What WONDERFUL post – my past experience as a yoga teacher and current life role as mother to a child on the spectrum seem to indicate that MSBR works in MOST settings.
Thanks and love,
Full Spectrum Mama

Annie Gatziolis January 6, 2017 - 8:35 am

Thank you for your feedback! What a lucky kid to have a mother who pulls from so many areas to help him thrive. Keep it up FSP, you’re doing great!

Susan Lederer January 4, 2017 - 1:11 pm

I am thrilled to see ASHA embracing the possibilities of mindfulness practices to support our interventions. I recently gave a presentation at the ASHA convention in Philadelphia on mindfulness practices to enhance attention and self-regulation in children and did an ASHA-approved CE webinar for speechpathology.com.

Annie Gatziolis January 6, 2017 - 8:37 am

Thank you for your feedback! I’d love to speak to you about your presentation and will definitely check out the webinar.

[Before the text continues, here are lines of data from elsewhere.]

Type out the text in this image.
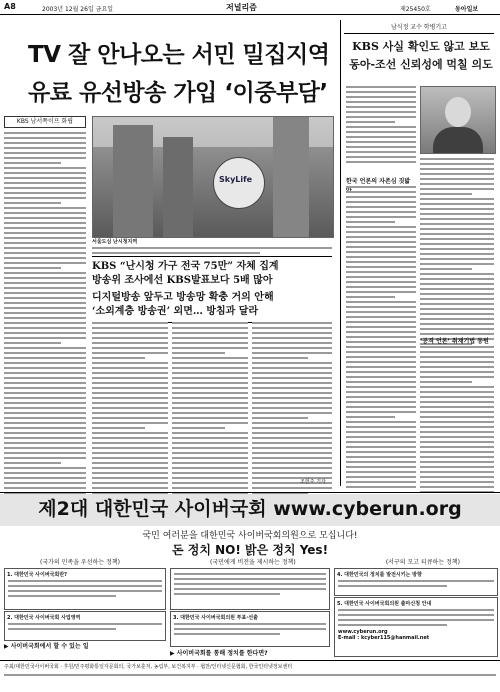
A8	2003년 12월 26일 금요일	저널리즘	제25450호	동아일보
TV 잘 안나오는 서민 밀집지역
유료 유선방송 가입 ‘이중부담’
KBS 남서쪽이프 화립
SkyLife
서울도심 난시청지역
KBS “난시청 가구 전국 75만” 자체 집계
방송위 조사에선 KBS발표보다 5배 많아
디지털방송 앞두고 방송망 확충 거의 안해
‘소외계층 방송권’ 외면… 방침과 달라
조헌주 기자
남식정 교수 학병기고
KBS 사실 확인도 않고 보도
동아-조선 신뢰성에 먹칠 의도
한국 언론의 자존심 짓밟
‘공격 언론’ 취재기법 동원
제2대 대한민국 사이버국회 www.cyberun.org
국민 여러분을 대한민국 사이버국회의원으로 모십니다!
돈 정치 NO! 밝은 정치 Yes!
(국가의 민족을 우선하는 정책)	(국민에게 비전을 제시하는 정책)	(서구의 모고 티큐하는 정책)
1. 대한민국 사이버국회란?
2. 대한민국 사이버국회 사업영역
▶ 사이버국회에서 할 수 있는 일
3. 대한민국 사이버국회의원 투표·선출
4. 대한민국의 정치를 발전시키는 방향
5. 대한민국 사이버국회의원 출마신청 안내
www.cyberun.org
E-mail : kcyber115@hanmail.net
▶ 사이버국회를 통해 정치를 한다면?
주최/대한민국사이버국회 · 후원/민주평화통일자문회의, 국가보훈처, 농림부, 보건복지부 · 협찬/인터넷신문협회, 한국인터넷정보센터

Ellen-Marie Silverman January 4, 2017 - 4:23 pm

As a clinician who has successfully resolved her own stuttering problem by applying what I learned by practicing mindfulness meditation over the course of almost two decades and who wrote the book outlining the practices used, “Mindfulness & Meditation. Using Eastern Strategies to Speak with Greater Ease,” that has been favorably received, I am pleased to see that you are considering including mindfulness practice in the therapy program of some people who have aphasia.

I, too, have worked with people who have aphasia, and I, too, believe mindfulness training that may change their brain physiology and strengthen their attention while enhancing their sense of well-being, as a number and an array of experimental research studies of people who do not have aphasia has shown it may. Even a few minutes practice each day, apparently provides behavioral and physiologic changes that facilitate new learning. But it is important to recognize that, as with any program of change, changes associated with mindfulness meditation do not follow any particular time table. So it is important to stick with the program for at least several months and then, if it is congenial, to continue with it indefinitely.

Before a clinician might suggest this practice to any client, I believe that the clinician first should have had experience practicing it for some time. That way the recommendation is more likely to be given appropriately and in a timely manner and the experiences of the client who adopts it more helpfully monitored.

Ellen-Marie Silverman, Ph.D.

Annie Gatziolis January 6, 2017 - 8:40 am

Thank you for the very thoughtful feedback. I agree with many of your points and am considering pursuing a Ph.D. to investigate some of the questions.